Gina Carano is for real.
The 27-year-old mixed martial artist and bit actress (BLOOD AND BONE) plays her first leading role in HAYWIRE, a low-budget trifle churned out by director Steven Soderbergh (OCEAN’S 11) in Ireland, Spain, and New Mexico. As an actress, the brunette easily holds her own opposite steely veterans like Michael Fassbender (INGLORIOUS BASTERDS) and Michael Douglas (WALL STREET), and as an action star, Carano has few peers of either the male or female variety.
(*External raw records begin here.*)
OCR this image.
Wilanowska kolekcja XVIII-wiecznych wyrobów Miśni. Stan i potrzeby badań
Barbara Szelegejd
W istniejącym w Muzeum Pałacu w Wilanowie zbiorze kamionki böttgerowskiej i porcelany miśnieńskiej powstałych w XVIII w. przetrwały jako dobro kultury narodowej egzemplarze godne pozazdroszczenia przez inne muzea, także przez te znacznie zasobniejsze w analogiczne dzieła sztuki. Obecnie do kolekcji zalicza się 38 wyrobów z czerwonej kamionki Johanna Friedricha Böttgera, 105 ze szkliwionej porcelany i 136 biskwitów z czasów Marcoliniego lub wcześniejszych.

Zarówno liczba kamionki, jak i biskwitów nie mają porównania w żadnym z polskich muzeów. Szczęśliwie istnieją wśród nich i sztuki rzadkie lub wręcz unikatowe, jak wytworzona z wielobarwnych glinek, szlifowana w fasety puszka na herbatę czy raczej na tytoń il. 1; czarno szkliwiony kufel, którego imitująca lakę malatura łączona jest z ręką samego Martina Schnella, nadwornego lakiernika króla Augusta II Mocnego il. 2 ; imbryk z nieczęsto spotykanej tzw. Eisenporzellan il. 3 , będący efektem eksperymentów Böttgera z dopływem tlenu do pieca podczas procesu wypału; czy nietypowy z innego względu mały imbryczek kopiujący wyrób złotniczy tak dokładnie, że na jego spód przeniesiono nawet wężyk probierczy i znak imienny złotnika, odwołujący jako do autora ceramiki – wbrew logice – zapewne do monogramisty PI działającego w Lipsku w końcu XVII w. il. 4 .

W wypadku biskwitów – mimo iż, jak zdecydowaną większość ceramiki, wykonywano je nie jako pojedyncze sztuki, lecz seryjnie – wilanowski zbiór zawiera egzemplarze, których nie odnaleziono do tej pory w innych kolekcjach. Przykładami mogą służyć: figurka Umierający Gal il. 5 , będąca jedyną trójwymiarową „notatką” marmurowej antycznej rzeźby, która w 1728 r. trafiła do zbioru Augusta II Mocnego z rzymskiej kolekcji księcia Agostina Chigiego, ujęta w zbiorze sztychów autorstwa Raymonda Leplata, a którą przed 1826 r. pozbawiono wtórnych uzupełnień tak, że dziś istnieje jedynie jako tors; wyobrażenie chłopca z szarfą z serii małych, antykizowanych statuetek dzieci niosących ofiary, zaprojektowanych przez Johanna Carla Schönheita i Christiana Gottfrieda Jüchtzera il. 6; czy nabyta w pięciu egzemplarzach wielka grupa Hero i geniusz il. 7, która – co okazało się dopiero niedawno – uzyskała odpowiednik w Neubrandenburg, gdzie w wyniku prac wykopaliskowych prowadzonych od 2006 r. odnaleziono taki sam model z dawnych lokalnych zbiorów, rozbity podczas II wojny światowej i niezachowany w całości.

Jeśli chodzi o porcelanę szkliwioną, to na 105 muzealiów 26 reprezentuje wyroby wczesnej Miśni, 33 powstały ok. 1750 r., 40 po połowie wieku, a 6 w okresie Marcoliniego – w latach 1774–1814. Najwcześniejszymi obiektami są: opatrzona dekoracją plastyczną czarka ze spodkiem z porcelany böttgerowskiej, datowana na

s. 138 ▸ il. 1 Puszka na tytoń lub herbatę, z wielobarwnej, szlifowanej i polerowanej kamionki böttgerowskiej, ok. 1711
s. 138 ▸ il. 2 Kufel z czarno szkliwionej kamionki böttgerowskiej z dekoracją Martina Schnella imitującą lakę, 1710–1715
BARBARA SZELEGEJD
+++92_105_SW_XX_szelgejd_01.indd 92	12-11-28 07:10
As if acknowledging the wafer-thin nature of the plot dreamed up by screenwriter Lem Dobbs (THE LIMEY), Soderbergh tries to juice it up with non-linear storytelling with flashbacks, silent sequences, and shifts to black and white. He needn’t have, because HAYWIRE is at its best when Soderbergh (who, as usual, worked as his own cinematographer) plants the camera and lets his performers do their work.
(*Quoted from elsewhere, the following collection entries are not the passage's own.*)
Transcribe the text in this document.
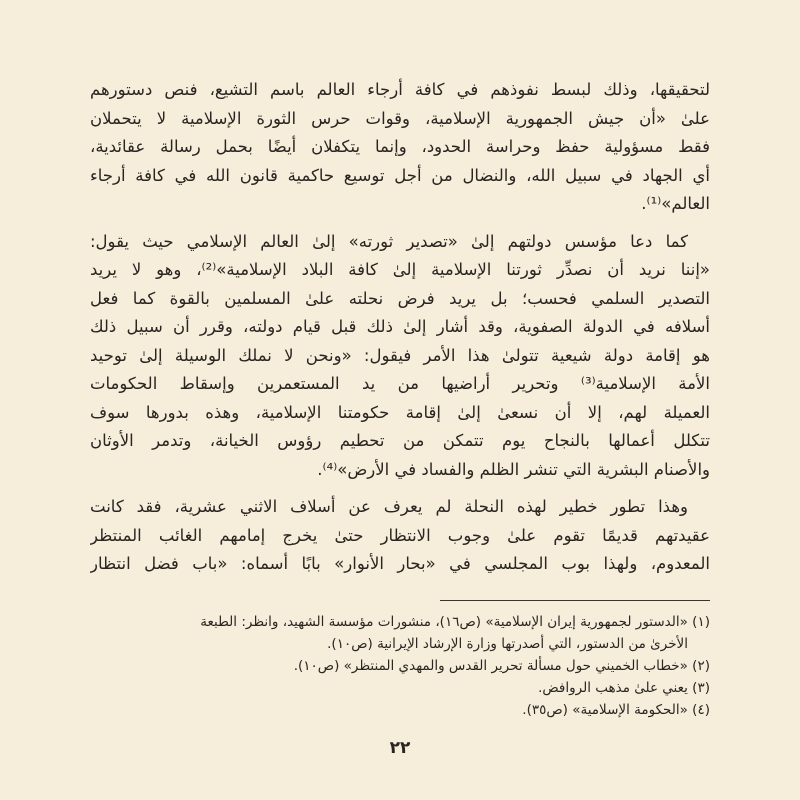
لتحقيقها، وذلك لبسط نفوذهم في كافة أرجاء العالم باسم التشيع، فنص دستورهم
علىٰ «أن جيش الجمهورية الإسلامية، وقوات حرس الثورة الإسلامية لا يتحملان
فقط مسؤولية حفظ وحراسة الحدود، وإنما يتكفلان أيضًا بحمل رسالة عقائدية،
أي الجهاد في سبيل الله، والنضال من أجل توسيع حاكمية قانون الله في كافة أرجاء
العالم»⁽¹⁾.
كما دعا مؤسس دولتهم إلىٰ «تصدير ثورته» إلىٰ العالم الإسلامي حيث يقول:
«إننا نريد أن نصدِّر ثورتنا الإسلامية إلىٰ كافة البلاد الإسلامية»⁽²⁾، وهو لا يريد
التصدير السلمي فحسب؛ بل يريد فرض نحلته علىٰ المسلمين بالقوة كما فعل
أسلافه في الدولة الصفوية، وقد أشار إلىٰ ذلك قبل قيام دولته، وقرر أن سبيل ذلك
هو إقامة دولة شيعية تتولىٰ هذا الأمر فيقول: «ونحن لا نملك الوسيلة إلىٰ توحيد
الأمة الإسلامية⁽³⁾ وتحرير أراضيها من يد المستعمرين وإسقاط الحكومات
العميلة لهم، إلا أن نسعىٰ إلىٰ إقامة حكومتنا الإسلامية، وهذه بدورها سوف
تتكلل أعمالها بالنجاح يوم تتمكن من تحطيم رؤوس الخيانة، وتدمر الأوثان
والأصنام البشرية التي تنشر الظلم والفساد في الأرض»⁽⁴⁾.
وهذا تطور خطير لهذه النحلة لم يعرف عن أسلاف الاثني عشرية، فقد كانت
عقيدتهم قديمًا تقوم علىٰ وجوب الانتظار حتىٰ يخرج إمامهم الغائب المنتظر
المعدوم، ولهذا بوب المجلسي في «بحار الأنوار» بابًا أسماه: «باب فضل انتظار
(١) «الدستور لجمهورية إيران الإسلامية» (ص١٦)، منشورات مؤسسة الشهيد، وانظر: الطبعة
الأخرىٰ من الدستور، التي أصدرتها وزارة الإرشاد الإيرانية (ص١٠).
(٢) «خطاب الخميني حول مسألة تحرير القدس والمهدي المنتظر» (ص١٠).
(٣) يعني علىٰ مذهب الروافض.
(٤) «الحكومة الإسلامية» (ص٣٥).
٢٢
Carano is cast as Mallory Kane, an ex-Marine now working as an operative for a private security company run by Kenneth (Ewan McGregor), her former lover. Although she has just returned from a mission in Barcelona rescuing a Chinese journalist, Kenneth goads Mallory into a quick weekend job in Dublin acting primarily as eye candy on the arm of MI-6 agent Paul (Fassbender). After poking around the edges of her assigned milk run, she quickly learns she has been led into a trap that has law enforcement on her back and unjustified murder charges on her head.
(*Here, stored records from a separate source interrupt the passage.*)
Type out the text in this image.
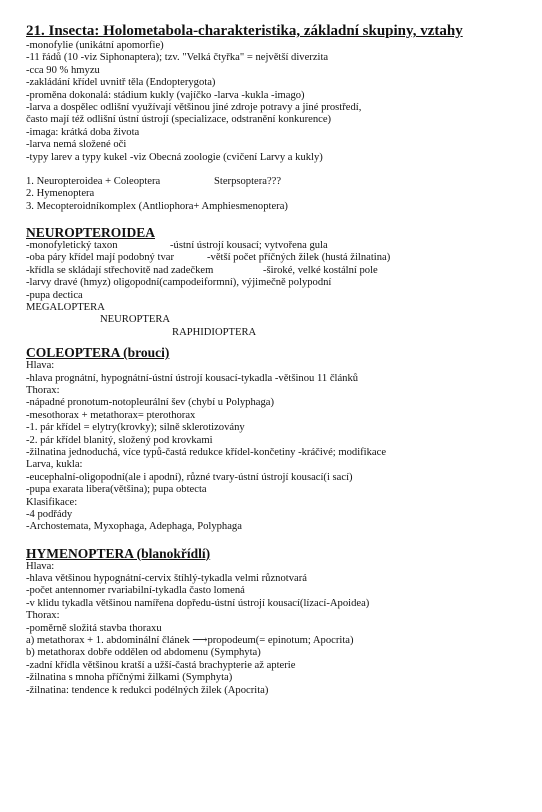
21. Insecta: Holometabola-charakteristika, základní skupiny, vztahy
-monofylie (unikátní apomorfie)
-11 řádů (10 -viz Siphonaptera); tzv. "Velká čtyřka" = největší diverzita
-cca 90 % hmyzu
-zakládání křídel uvnitř těla (Endopterygota)
-proměna dokonalá: stádium kukly (vajíčko -larva -kukla -imago)
-larva a dospělec odlišní využívají většinou jiné zdroje potravy a jiné prostředí,
často mají též odlišní ústní ústrojí (specializace, odstranění konkurence)
-imaga: krátká doba života
-larva nemá složené oči
-typy larev a typy kukel -viz Obecná zoologie (cvičení Larvy a kukly)
1. Neuropteroidea + Coleoptera	Sterpsoptera???
2. Hymenoptera
3. Mecopteroidníkomplex (Antliophora+ Amphiesmenoptera)
NEUROPTEROIDEA
-monofyletický taxon	-ústní ústrojí kousací; vytvořena gula
-oba páry křídel mají podobný tvar	-větší počet příčných žilek (hustá žilnatina)
-křídla se skládají střechovitě nad zadečkem	-široké, velké kostální pole
-larvy dravé (hmyz) oligopodní(campodeiformní), výjimečně polypodní
-pupa dectica
MEGALOPTERA
NEUROPTERA
RAPHIDIOPTERA
COLEOPTERA (brouci)
Hlava:
-hlava prognátní, hypognátní-ústní ústrojí kousací-tykadla -většinou 11 článků
Thorax:
-nápadné pronotum-notopleurální šev (chybí u Polyphaga)
-mesothorax + metathorax= pterothorax
-1. pár křídel = elytry(krovky); silně sklerotizovány
-2. pár křídel blanitý, složený pod krovkami
-žilnatina jednoduchá, více typů-častá redukce křídel-končetiny -kráčivé; modifikace
Larva, kukla:
-eucephalní-oligopodní(ale i apodní), různé tvary-ústní ústrojí kousací(i sací)
-pupa exarata libera(většina); pupa obtecta
Klasifikace:
-4 podřády
-Archostemata, Myxophaga, Adephaga, Polyphaga
HYMENOPTERA (blanokřídlí)
Hlava:
-hlava většinou hypognátní-cervix štíhlý-tykadla velmi různotvará
-počet antennomer rvariabilní-tykadla často lomená
-v klidu tykadla většinou namířena dopředu-ústní ústrojí kousací(lízací-Apoidea)
Thorax:
-poměrně složitá stavba thoraxu
a) metathorax + 1. abdominální článek ⟶propodeum(= epinotum; Apocrita)
b) metathorax dobře oddělen od abdomenu (Symphyta)
-zadní křídla většinou kratší a užší-častá brachypterie až apterie
-žilnatina s mnoha příčnými žilkami (Symphyta)
-žilnatina: tendence k redukci podélných žilek (Apocrita)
HAYWIRE is a revenge tale, pure and simple, and when Soderbergh keeps it simple, it really rocks. Eschewing contemporary trends of quick cutting and shaky handheld shots, Soderbergh knows there’s little he can do to make Carano look badass that she can’t do better. Choreographed by stunt ace J.J. Perry, the fight scenes are rough, brutal, and made devastatingly real by Carano. Even so, HAYWIRE’s best setpiece is a foot chase over Dublin rooftops and through a labyrinth of hotel hallways in which Carano is clearly doing her own stunts without help from the visual effects department. Dobbs could have laced the screenplay with a more liberal dose of humor, as Carano’s unexpected run-in with a deer provides a chuckle right when the film needs one.
As for Carano’s acting, she’s just fine. Frankly, she’s a better actor than Channing Tatum (21 JUMP STREET), here playing a fellow operative with whom she has a quick affair, and certainly more believable in her role than Tatum is in his. Stripped down to about ninety minutes and containing enough buff action to keep it from dragging, HAYWIRE is more pretentious than it should be, but a strong debut for Carano.
Fassbender best know for Basterds? Comeon!